Unser letzter Newsletter "Neustart im Fluglärmstreit" wirft in der Südschneise die Frage auf, wie wir es wagen können zu behaupten, die Stadt Zürich hätte keinen Fluglärm?! Nicht BFO entscheidet darüber, wo effektive Fluglärm vorhanden ist sondern das Gesetz; genauer gesagt die eidgenössische Lärmschutzverordnung.

Die vom Bundesrat beschlossene Lärmschutzverordnung LSV regelt, wo, wann und wieviel Fluglärm vorhanden sein darf, um die Grenzwerte einzuhalten.

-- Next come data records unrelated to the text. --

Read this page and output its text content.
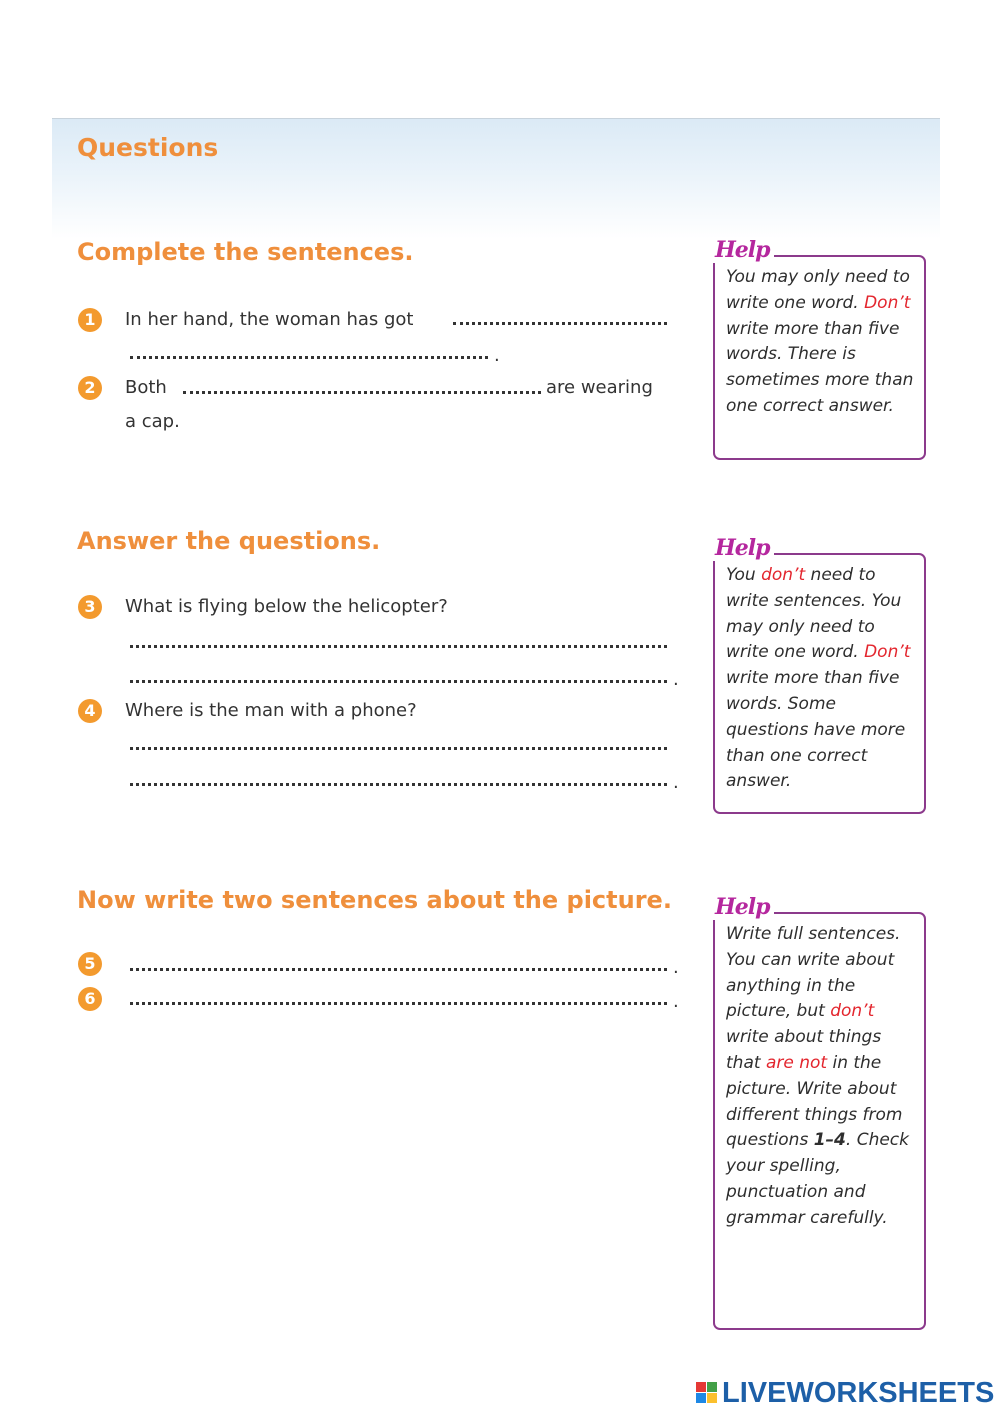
Questions
Complete the sentences.
1	In her hand, the woman has got
.
2	Both	are wearing
a cap.
Help
You may only need to write one word. Don’t write more than five words. There is sometimes more than one correct answer.
Answer the questions.
3	What is flying below the helicopter?
.
4	Where is the man with a phone?
.
Help
You don’t need to write sentences. You may only need to write one word. Don’t write more than five words. Some questions have more than one correct answer.
Now write two sentences about the picture.
5	.
6	.
Help
Write full sentences. You can write about anything in the picture, but don’t write about things that are not in the picture. Write about different things from questions 1–4. Check your spelling, punctuation and grammar carefully.
LIVEWORKSHEETS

Diese Grenzwerte sind der einzige gesetzliche Masstab für die Festlegung von Bauzonen (Richtplan), die Berechtigung für Lärmschutzfenster und der Anspruch für Entschädigung; also die eigentliche gesetzliche Grundlage für Fluglärm: Lärmgrenzwerte

Aufgrund der LSV errechnet die Empa für jedes Flugverfahren und jedes Betriebssystem die daraus resultierenden Lärmzahlen. Dies ist die eigentliche Grundlage für den Sachplan Infrastruktur der Luftfahrt SIL und das daraus resultierende Betriebsreglement. BFO hat sich die Mühe gemacht, diese von der Empa erhobenen und vom Bundesamt für Zivilluftfahrt (BAZL) veröffentlichten Zahlen grafisch festzuhalten: IGW

Nun liegt es nicht am Ueberbringer dieser Zahlen, die Gerechtigkeit solcher Erhebungsmethoden in Frage zu stellen sondern einzig und allein die richtige Schlüsse daraus zu ziehen. Selbst der Regierungsrat (und damit auch Teile des Verwaltungsrates der Flughafen Zürich AG) argumentieren oft und gern mit falschen Zahlen: Kanton irrt sich im Lärmstreit

Wenn es jedoch darum geht, wer hat Anspruch auf Entschädigung oder Lärmschutzfenster und welche Gemeinde darf neues Bauland einzonen, dann kennen diese politischen Vertreter oder die Verantwortlichen der Flughafen Zürich AG sehr schnell die gesetzliche Grundlage: Die Lärmschutzverordnung LSV.

BFO; die Wissenslückenschliesser

PS: der ZFI ist genauso wenig anwendbar wie der LdiBWbM (Lärmindex der in Baden-Württemberg betroffenen Menschen)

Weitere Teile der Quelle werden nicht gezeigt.